The Southern Poverty Law Center and others sued Alabama in federal court in 2014 over alleged failures to address the medical and mental-health needs of prisoners. Three years later, U.S. District Judge Myron Thompson found the correctional system’s handling of those needs “horrendously inadequate” and criticized severe staff shortages. He later ordered the state to hire more than 2,000 additional correctional staff by 2022.
Separately, the Justice Department last year issued the results of its investigation of Alabama’s men’s prisons, saying conditions there likely violated inmates’ constitutional rights. “An excessive amount of violence, sexual abuse and prisoner deaths occur within Alabama’s prisons on a regular basis,” the report said.
The homicide rate in Alabama’s prisons—already the highest in the U.S., according to the Justice Department—is increasing. In the fiscal year that ended in September, 11 inmates were killed—more than in any year on record in the corrections department’s available data, which goes back two decades. In October, another three inmates were killed.
Faced with the possibility of a Justice Department lawsuit, the state is in continued discussions with the agency over how to address the problems cited, said a spokeswoman for Ms. Ivey. The Justice Department declined to comment.
The governor’s criminal-justice panel is expected to release its recommendations this week. They are likely to include proposals such as expanding pretrial intervention programs to keep people from entering the system and bolstering training programs for inmates due for release, said Republican state Sen. Cam Ward, a member of the panel.
Ms. Ivey also is pursuing a plan to build three new prisons that would replace around a dozen old facilities and allow for improved mental-health, vocational and other services. The arrangement calls for a private contractor to build the prisons and lease them to the state. Proposals by four developer teams are expected by spring.
“Our infrastructure was not designed to rehabilitate. It was designed to warehouse,” said Jefferson Dunn, commissioner of the Alabama Department of Corrections. “We’re trying to update that.”
The state has made gains in prison mental-health staffing, increasing the number of contracted positions to 263 in September 2019 from 212 in December 2017.
Yet the number of correctional officers and supervisors only began increasing notably in the third quarter of last year. As of September, the tally reached 1,659, still far short of the target number of 3,826 under the federal judge’s order.

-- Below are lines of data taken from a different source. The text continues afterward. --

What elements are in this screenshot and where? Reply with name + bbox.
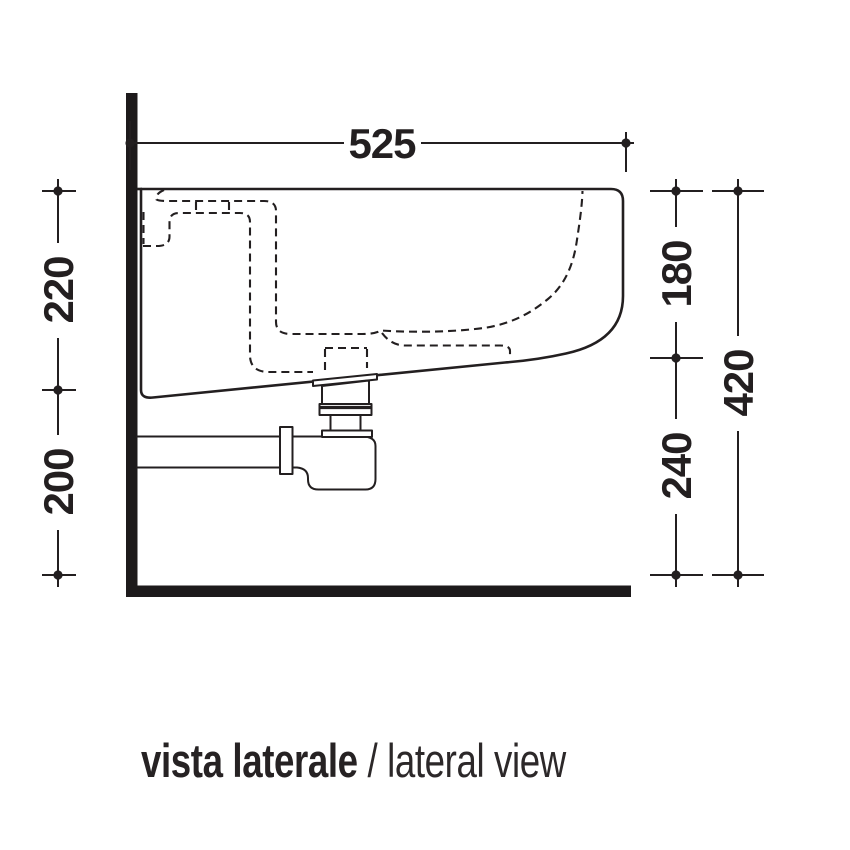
dim-label-top-width: 525 — [348, 120, 416, 167]
caption-italian: vista laterale — [141, 734, 358, 787]
caption: vista laterale / lateral view — [141, 735, 566, 787]
drain-neck — [331, 415, 361, 431]
technical-drawing-page: 525 220 200 180 240 420 vista laterale /… — [0, 0, 850, 850]
trap-body — [292, 437, 376, 490]
dim-marker — [733, 570, 742, 579]
dim-marker — [671, 353, 680, 362]
caption-separator: / — [358, 734, 387, 787]
dimension-line-right-inner — [650, 179, 703, 587]
lateral-view-diagram: 525 220 200 180 240 420 — [0, 0, 850, 850]
basin-outline-group — [137, 189, 623, 398]
waste-pipe — [136, 437, 292, 468]
dim-label-right-upper: 180 — [653, 240, 700, 307]
dim-marker — [125, 138, 134, 147]
dimension-line-left — [42, 179, 76, 587]
dim-marker — [671, 186, 680, 195]
dim-marker — [53, 186, 62, 195]
dim-marker — [53, 570, 62, 579]
basin-outline — [141, 189, 623, 398]
dim-marker — [53, 385, 62, 394]
drain-collar — [322, 431, 372, 438]
dim-label-left-lower: 200 — [35, 448, 82, 515]
caption-english: lateral view — [387, 734, 566, 787]
dim-marker — [621, 138, 630, 147]
dim-label-left-upper: 220 — [35, 256, 82, 323]
dim-marker — [671, 570, 680, 579]
pipe-nut — [280, 427, 293, 474]
drain-ring — [320, 404, 372, 415]
dim-marker — [733, 186, 742, 195]
dim-label-right-lower: 240 — [653, 432, 700, 499]
dim-label-right-total: 420 — [715, 349, 762, 416]
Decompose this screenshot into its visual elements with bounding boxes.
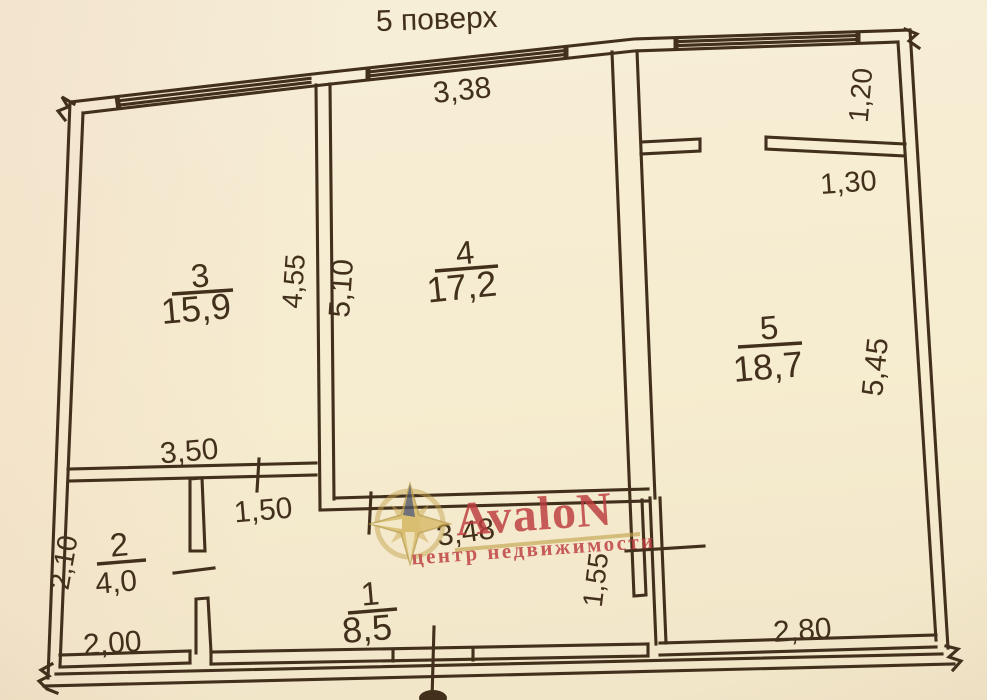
- dim-hall-right-height: 1,55: [577, 551, 614, 609]
- room-2-area: 4,0: [94, 564, 138, 601]
- dim-room4-left-height: 5,10: [323, 258, 360, 319]
- entrance-blob: [419, 690, 447, 700]
- room-2-fraction-bar: [97, 560, 146, 564]
- dim-room4-top-width: 3,38: [431, 71, 493, 110]
- outer-bottom-wall-outer-line: [44, 664, 954, 686]
- wall-hall-room5-face-left: [650, 498, 656, 644]
- break-bottom-right: [946, 646, 961, 670]
- wall-room4-room5-right-line: [637, 51, 655, 498]
- floor-title: 5 поверх: [375, 1, 498, 38]
- tick-room3-bottom: [257, 459, 259, 491]
- wall-balcony-stub-left: [641, 139, 700, 154]
- floorplan-drawing: 5 поверх 3,38 3 15,9 4,55 5,10 4 17,2 1,…: [0, 0, 987, 700]
- room-5-area: 18,7: [731, 343, 804, 390]
- wall-room3-room4-left-line: [316, 85, 320, 507]
- dim-room3-right-height: 4,55: [276, 253, 311, 310]
- room-3-area: 15,9: [159, 285, 232, 332]
- room-5-number: 5: [758, 308, 780, 346]
- dim-balcony-depth: 1,20: [843, 67, 879, 124]
- dim-room3-bottom-width: 3,50: [159, 433, 220, 471]
- tick-room2-door: [174, 568, 214, 573]
- wall-room4-room5-left-line: [612, 52, 630, 500]
- dim-hall-top-left-width: 1,50: [233, 492, 294, 530]
- dim-room5-right-height: 5,45: [856, 336, 895, 398]
- dim-room5-bottom-width: 2,80: [772, 612, 833, 649]
- dim-room5-top-offset: 1,30: [819, 165, 878, 201]
- wall-room2-bottom-bot-line: [60, 663, 190, 667]
- floorplan-photo: 5 поверх 3,38 3 15,9 4,55 5,10 4 17,2 1,…: [0, 0, 987, 700]
- wall-room1-bottom-top-line: [211, 644, 648, 652]
- window-room3-post: [117, 97, 119, 110]
- tick-hall-top: [369, 493, 371, 533]
- break-marks: [39, 29, 961, 693]
- wall-hall-room5-face-right: [660, 498, 666, 643]
- wall-room2-right-lower: [196, 598, 211, 653]
- room-2-number: 2: [108, 525, 130, 563]
- wall-balcony-stub-right: [766, 137, 905, 156]
- outer-walls: [44, 30, 954, 686]
- interior-walls: [60, 51, 936, 667]
- dim-room2-bottom-width: 2,00: [82, 625, 143, 662]
- entrance-axis-tick: [432, 627, 434, 699]
- outer-left-wall-outer-line: [48, 102, 70, 678]
- dim-room2-left-height: 2,10: [44, 533, 84, 592]
- wall-room2-right-upper: [190, 478, 205, 551]
- room-1-area: 8,5: [340, 606, 393, 651]
- room-4-area: 17,2: [425, 263, 499, 311]
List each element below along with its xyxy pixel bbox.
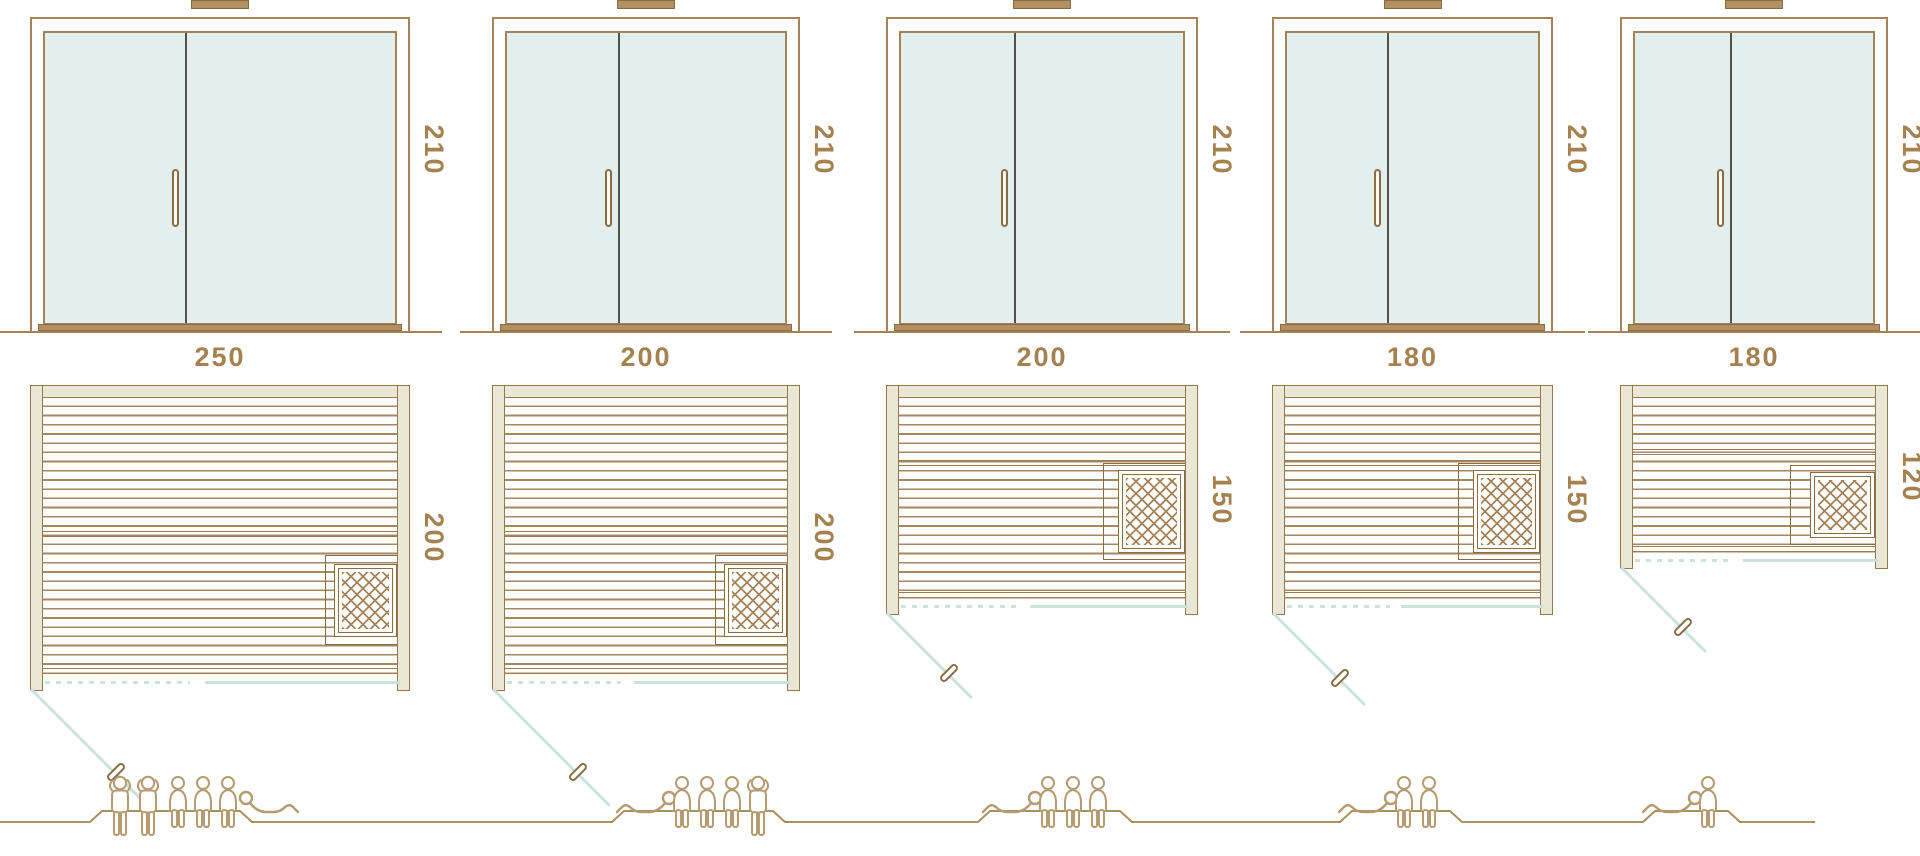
plan-width-label: 200 — [886, 342, 1198, 373]
floor-plan — [492, 385, 800, 691]
door-threshold — [1628, 324, 1880, 331]
door-divider — [618, 33, 620, 323]
person-standing-icon — [748, 777, 768, 835]
door-swing-line — [1272, 612, 1366, 706]
ground-line — [460, 331, 832, 333]
plan-wall-left — [492, 385, 505, 691]
sauna-column-2: 210200200 — [492, 0, 800, 856]
plan-depth-label: 200 — [419, 498, 449, 578]
roof-vent — [1384, 0, 1442, 9]
floor-plan — [30, 385, 410, 691]
person-seated-icon — [724, 777, 740, 827]
bench-edge-band — [505, 668, 787, 674]
ground-line — [854, 331, 1230, 333]
door-divider — [185, 33, 187, 323]
door-threshold — [38, 324, 402, 331]
person-lying-icon — [1339, 792, 1397, 812]
front-glass-line — [1743, 559, 1878, 562]
plan-wall-top — [30, 385, 410, 398]
floor-plan — [886, 385, 1198, 615]
person-seated-icon — [1090, 777, 1106, 827]
plan-wall-right — [1540, 385, 1553, 615]
door-height-label: 210 — [809, 110, 839, 190]
door-glass — [899, 31, 1185, 325]
roof-vent — [191, 0, 249, 9]
heater-lattice — [342, 572, 389, 629]
person-seated-icon — [170, 777, 186, 827]
door-handle-icon — [1717, 169, 1724, 227]
door-divider — [1387, 33, 1389, 323]
heater-box — [334, 564, 397, 637]
plan-width-label: 180 — [1620, 342, 1888, 373]
heater-lattice — [1481, 478, 1532, 545]
bench-edge-band — [505, 531, 787, 537]
front-glass-line — [1030, 605, 1188, 608]
door-elevation — [30, 17, 410, 333]
door-threshold — [500, 324, 792, 331]
roof-vent — [1725, 0, 1783, 9]
sauna-column-4: 210180150 — [1272, 0, 1553, 856]
ground-line — [1240, 331, 1585, 333]
capacity-figures-svg — [0, 770, 1920, 856]
person-lying-icon — [983, 792, 1041, 812]
plan-wall-right — [397, 385, 410, 691]
door-threshold — [1280, 324, 1545, 331]
heater-box — [1118, 470, 1185, 553]
plan-depth-label: 150 — [1207, 460, 1237, 540]
ground-line — [1588, 331, 1920, 333]
heater-lattice — [1126, 478, 1177, 545]
person-seated-icon — [195, 777, 211, 827]
plan-wall-right — [1875, 385, 1888, 569]
door-height-label: 210 — [1562, 110, 1592, 190]
door-handle-icon — [605, 169, 612, 227]
heater-box — [724, 564, 787, 637]
heater-lattice — [1818, 480, 1867, 530]
heater-inner-frame — [1477, 474, 1536, 549]
roof-vent — [617, 0, 675, 9]
sauna-column-1: 210250200 — [30, 0, 410, 856]
plan-wall-top — [492, 385, 800, 398]
sauna-size-diagram: 2102502002102002002102001502101801502101… — [0, 0, 1920, 856]
plan-wall-left — [1272, 385, 1285, 615]
door-height-label: 210 — [419, 110, 449, 190]
heater-lattice — [732, 572, 779, 629]
plan-depth-label: 150 — [1562, 460, 1592, 540]
plan-wall-right — [787, 385, 800, 691]
door-threshold — [894, 324, 1190, 331]
door-height-label: 210 — [1897, 110, 1920, 190]
door-elevation — [886, 17, 1198, 333]
plan-wall-top — [886, 385, 1198, 398]
floor-plan — [1620, 385, 1888, 569]
door-swing-line — [886, 612, 973, 699]
door-divider — [1014, 33, 1016, 323]
door-elevation — [1620, 17, 1888, 333]
door-handle-icon — [1001, 169, 1008, 227]
plan-wall-right — [1185, 385, 1198, 615]
person-seated-icon — [1700, 777, 1716, 827]
ground-line — [0, 331, 442, 333]
plan-width-label: 200 — [492, 342, 800, 373]
plan-wall-left — [30, 385, 43, 691]
door-glass — [1285, 31, 1540, 325]
person-seated-icon — [1396, 777, 1412, 827]
plan-depth-label: 120 — [1897, 437, 1920, 517]
plan-width-label: 250 — [30, 342, 410, 373]
heater-inner-frame — [338, 568, 393, 633]
person-seated-icon — [1040, 777, 1056, 827]
plan-wall-left — [886, 385, 899, 615]
door-opening-dashed-line — [1635, 559, 1733, 562]
heater-inner-frame — [728, 568, 783, 633]
door-glass — [1633, 31, 1875, 325]
person-lying-icon — [1643, 792, 1701, 812]
door-divider — [1730, 33, 1732, 323]
person-seated-icon — [674, 777, 690, 827]
floor-plan — [1272, 385, 1553, 615]
heater-inner-frame — [1814, 476, 1871, 534]
person-seated-icon — [1065, 777, 1081, 827]
plan-wall-left — [1620, 385, 1633, 569]
plan-wall-top — [1272, 385, 1553, 398]
door-glass — [43, 31, 397, 325]
bench-edge-band — [899, 592, 1185, 598]
bench-edge-band — [1285, 592, 1540, 598]
door-handle-icon — [1374, 169, 1381, 227]
bench-edge-band — [1633, 546, 1875, 552]
door-height-label: 210 — [1207, 110, 1237, 190]
door-opening-dashed-line — [901, 605, 1017, 608]
front-glass-line — [1401, 605, 1543, 608]
door-handle-icon — [172, 169, 179, 227]
door-opening-dashed-line — [45, 681, 190, 684]
person-standing-icon — [110, 777, 130, 835]
bench-edge-band — [43, 531, 397, 537]
heater-box — [1473, 470, 1540, 553]
sauna-column-5: 210180120 — [1620, 0, 1888, 856]
person-seated-icon — [220, 777, 236, 827]
person-lying-icon — [240, 792, 298, 812]
plan-depth-label: 200 — [809, 498, 839, 578]
person-seated-icon — [1421, 777, 1437, 827]
door-elevation — [1272, 17, 1553, 333]
person-seated-icon — [699, 777, 715, 827]
person-lying-icon — [617, 792, 675, 812]
front-glass-line — [205, 681, 400, 684]
front-glass-line — [634, 681, 790, 684]
heater-inner-frame — [1122, 474, 1181, 549]
roof-vent — [1013, 0, 1071, 9]
sauna-column-3: 210200150 — [886, 0, 1198, 856]
door-elevation — [492, 17, 800, 333]
person-standing-icon — [138, 777, 158, 835]
door-opening-dashed-line — [1287, 605, 1390, 608]
heater-box — [1810, 472, 1875, 538]
door-opening-dashed-line — [507, 681, 621, 684]
door-swing-line — [1620, 566, 1707, 653]
plan-width-label: 180 — [1272, 342, 1553, 373]
capacity-figures-row — [0, 770, 1920, 856]
plan-wall-top — [1620, 385, 1888, 398]
door-glass — [505, 31, 787, 325]
bench-edge-band — [1633, 449, 1875, 455]
bench-edge-band — [43, 668, 397, 674]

The state’s record-low unemployment rate of 2.7% makes it challenging to lure applicants.
Though changes to sentencing guidelines in the past decade helped reduce the prison population, it has been climbing for more than a year. In October, the most recent reporting period, Alabama’s inmate population in prisons operated by the corrections department was 21,081, at 170% of facilities’ capacity.
Leesha Thomas, who has a husband and three brothers in Alabama prisons and regularly speaks with them, said the atmosphere inside is volatile. Clashes erupt constantly, she said, and inmates equip themselves with handmade weapons to defend themselves.
“It’s either fight and defend yourself, or they’re going to jump on you, rape you and take all your food,” Ms. Thomas said.